Смотрю пост в соцсети. У нас челлендж, как можно больше народу должны выполнять Пуховские прихоти, если толпа зажигается, значит банда подумает о нашем членстве. Ничего криминального медведь не дает, популярные инструкции, их и до него тысячами выкладывали блогеры. "Пол это лава", "макияж а-ля визажист в отпуске", "пицца с начинкой из клея и кофейных зерен на ужин" — всё на камеру, всё в инет.
В сравнении с выходками самой банды — лепет младенца в пеленках.
Затаились пока. Что-то мутят.
Зеваю, зеваю, зеваю до двух часов дня.
У подъезда сталкиваюсь с сонной Николь. Поднимаемся домой под ее мечты "как завалюсь щас в койку на много дней".
Привлекательно звучит. Но ставлю будильник на шесть вечера, быстренько получаю во сне документальную премию "Эмми", крашу ресницы и губы и к семи еду в хостел.
Мини-кафе на втором этаже притворяется вагоном-рестораном. Бывший коридор, вместо окон на стенах понавешали пейзажей. Меня ждут за ужином. Серо-красные тона диванчиков и столов — палитра с железной дороги. Ну, в добрый путь.
Ко мне спиной сидит незнакомый мужчик с бритым затылком, а напротив Аверин. Лысый и волосатый, смешной контраст.

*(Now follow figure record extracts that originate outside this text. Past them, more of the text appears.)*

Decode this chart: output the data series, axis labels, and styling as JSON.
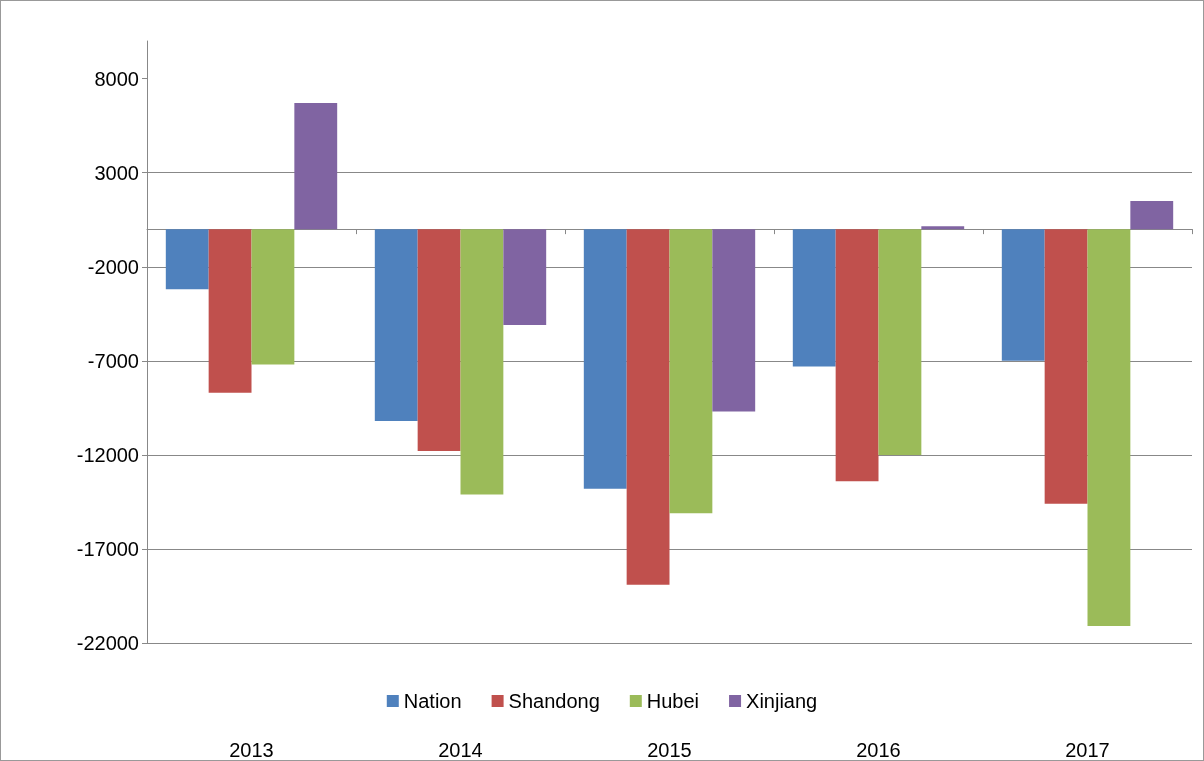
{
  "chart_data": {
    "type": "bar",
    "categories": [
      "2013",
      "2014",
      "2015",
      "2016",
      "2017"
    ],
    "series": [
      {
        "name": "Nation",
        "color": "#4f81bd",
        "values": [
          -3200,
          -10200,
          -13800,
          -7300,
          -7000
        ]
      },
      {
        "name": "Shandong",
        "color": "#c0504d",
        "values": [
          -8700,
          -11800,
          -18900,
          -13400,
          -14600
        ]
      },
      {
        "name": "Hubei",
        "color": "#9bbb59",
        "values": [
          -7200,
          -14100,
          -15100,
          -12000,
          -21100
        ]
      },
      {
        "name": "Xinjiang",
        "color": "#8064a2",
        "values": [
          6700,
          -5100,
          -9700,
          150,
          1500
        ]
      }
    ],
    "ylim": [
      -22000,
      10000
    ],
    "yticks": [
      -22000,
      -17000,
      -12000,
      -7000,
      -2000,
      3000,
      8000
    ],
    "grid": "y",
    "legend": "bottom"
  }
}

Аверин замечает меня и встает из-за стола. Забирает мою куртку. Хочется его обнять, но он не оценит, ноу-ноу.
— Привет, присаживайся, — он показывает на диванчик. Двигается ближе к мазне березовой рощи в деревянной рамке на стене. Ах да, я ничего не понимаю в искусстве, картины пишут лично для его бывшей жены. Возил он эту ценительницу в грязном платье вчера на фуршет или нет? Чего она лезет.
Поезд ушел, Мария. Проваливай с платформы к Герману, обсуждать цены на билеты в трамваях.
— Это Кирилл, — представляет Алекс, когда сажусь рядом. — Александрович.
— Можно без отчества, — Кирилл ведет ладонью по лысине. — Я не такой старый, как Сан Саныч.
Смотрю на Кирилла. На Федора Бондарчука он не похож. Он и не Вин Дизель. По виду — натурель уголовник. И ни капли не моложе Аверина.
— Что тебе взять? Погоди, Кристин, я пройду, — он пробирается через меня и идет за соком мне, бросив наедине с новым работодателем.
Пять минут спустя нет ни его, ни сока. Мне грустно, и я произвожу невыгодное впечатление, говорю невпопад. Безразличие мне вредит. Заканчиваю рвать салфетку, отовигаю ворох пористых полосок, и улыбаюсь в ответ на поднятую светлую бровь:
— Извините, не выспалась. Я обычно не торможу.
— Тяжело у Саныча в борделе? — спрашивает Кирилл, хохотнув. Он ест шоколадные профитроли. Одну за другой. Шумно запивает чаем. Облизывается на последнюю и вздыхает. — Сладкоежка я, — хлопает себя по внушительному пузу. — Знаешь диету какую-нибудь? Вы же, девчонки, вечно худеете.